Before looking at Random Forest, we explore ensembles in general.
Ensemble works best if the individual models are different (by algorithm or training set).

## RF
Random Forest is an Ensemble: same algorithm, random training sets.

## Voting algorithms
Hard voting: choose class with most votes.
Soft voting: choose class with highest confidence (probability) predition.



In [1]:
# First example demonstrates that three heads are better than one.
from sklearn.ensemble import RandomForestClassifier
from sklearn.linear_model import LogisticRegression
from sklearn.svm import SVC
from sklearn.ensemble import VotingClassifier
from sklearn.metrics import accuracy_score

def compare_accuracy(classifiers):
    for classifier in classifiers:
        classifier.fit(X_train,y_train)
        y_pred = classifier.predict(X_test)
        print(classifier.__class__.__name__,accuracy_score(y_test,y_pred))

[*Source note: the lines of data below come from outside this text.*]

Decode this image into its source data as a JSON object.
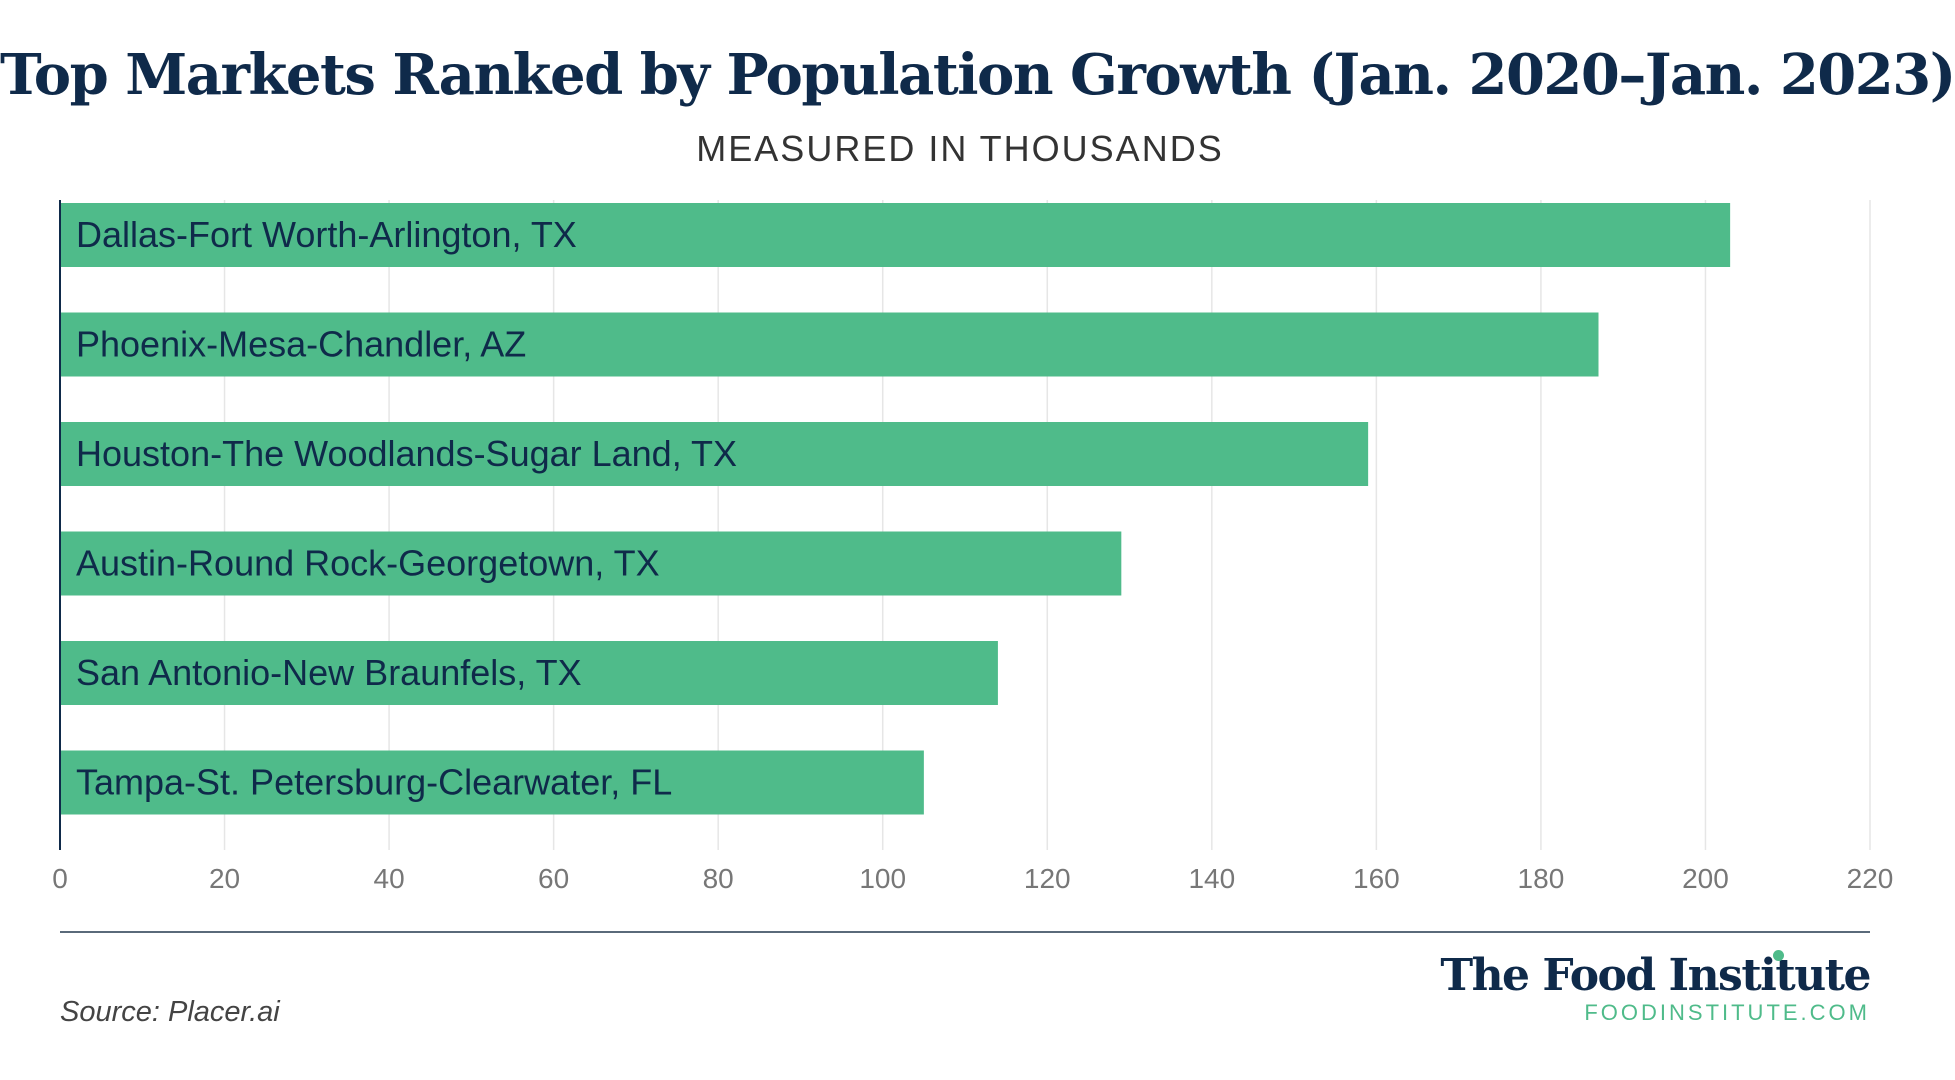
{
  "title": "Top Markets Ranked by Population Growth (Jan. 2020–Jan. 2023)",
  "subtitle": "MEASURED IN THOUSANDS",
  "source": "Source: Placer.ai",
  "brand": {
    "name": "The Food Institute",
    "url": "FOODINSTITUTE.COM"
  },
  "colors": {
    "bar": "#4fbb8a",
    "title": "#0f2a4a",
    "accent": "#4fbb8a",
    "grid": "#e6e6e6"
  },
  "chart_data": {
    "type": "bar",
    "orientation": "horizontal",
    "categories": [
      "Dallas-Fort Worth-Arlington, TX",
      "Phoenix-Mesa-Chandler, AZ",
      "Houston-The Woodlands-Sugar Land, TX",
      "Austin-Round Rock-Georgetown, TX",
      "San Antonio-New Braunfels, TX",
      "Tampa-St. Petersburg-Clearwater, FL"
    ],
    "values": [
      203,
      187,
      159,
      129,
      114,
      105
    ],
    "xlim": [
      0,
      220
    ],
    "xticks": [
      0,
      20,
      40,
      60,
      80,
      100,
      120,
      140,
      160,
      180,
      200,
      220
    ],
    "grid": true
  }
}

from sklearn.datasets import make_moons
X,y = make_moons(n_samples=200, noise=0.15)
# This is a wrapper for ShuffleSplit
from sklearn.model_selection import train_test_split
X_train, X_test, y_train, y_test = \
    train_test_split(X, y, test_size=0.20, random_state=42)

# Hard voting.
lrc = LogisticRegression()  # inappropriate: linear model on nonlinear data
rfc = RandomForestClassifier()
svm = SVC()
vot = VotingClassifier(
    estimators=[('LRC',lrc),('RFC',rfc),('SVM',svm)],
    voting='hard')
vot.fit(X_train,y_train) # recursively trains the sub models
compare_accuracy([lrc,rfc,svm,vot])
# Book says ensemble always best. Not true for me.

LogisticRegression 0.85
RandomForestClassifier 0.975
SVC 0.975
VotingClassifier 0.975


In [17]:
# Soft voting.
lrc = LogisticRegression()
rfc = RandomForestClassifier()
svm = SVC(probability=True)
vot = VotingClassifier(
    estimators=[('LRC',lrc),('RFC',rfc),('SVM',svm)],
    voting='soft')
compare_accuracy([lrc,rfc,svm,vot])

LogisticRegression 0.85
RandomForestClassifier 0.975
SVC 1.0
VotingClassifier 0.975


## Conclusion
Book says ensemble always best. Not true for me.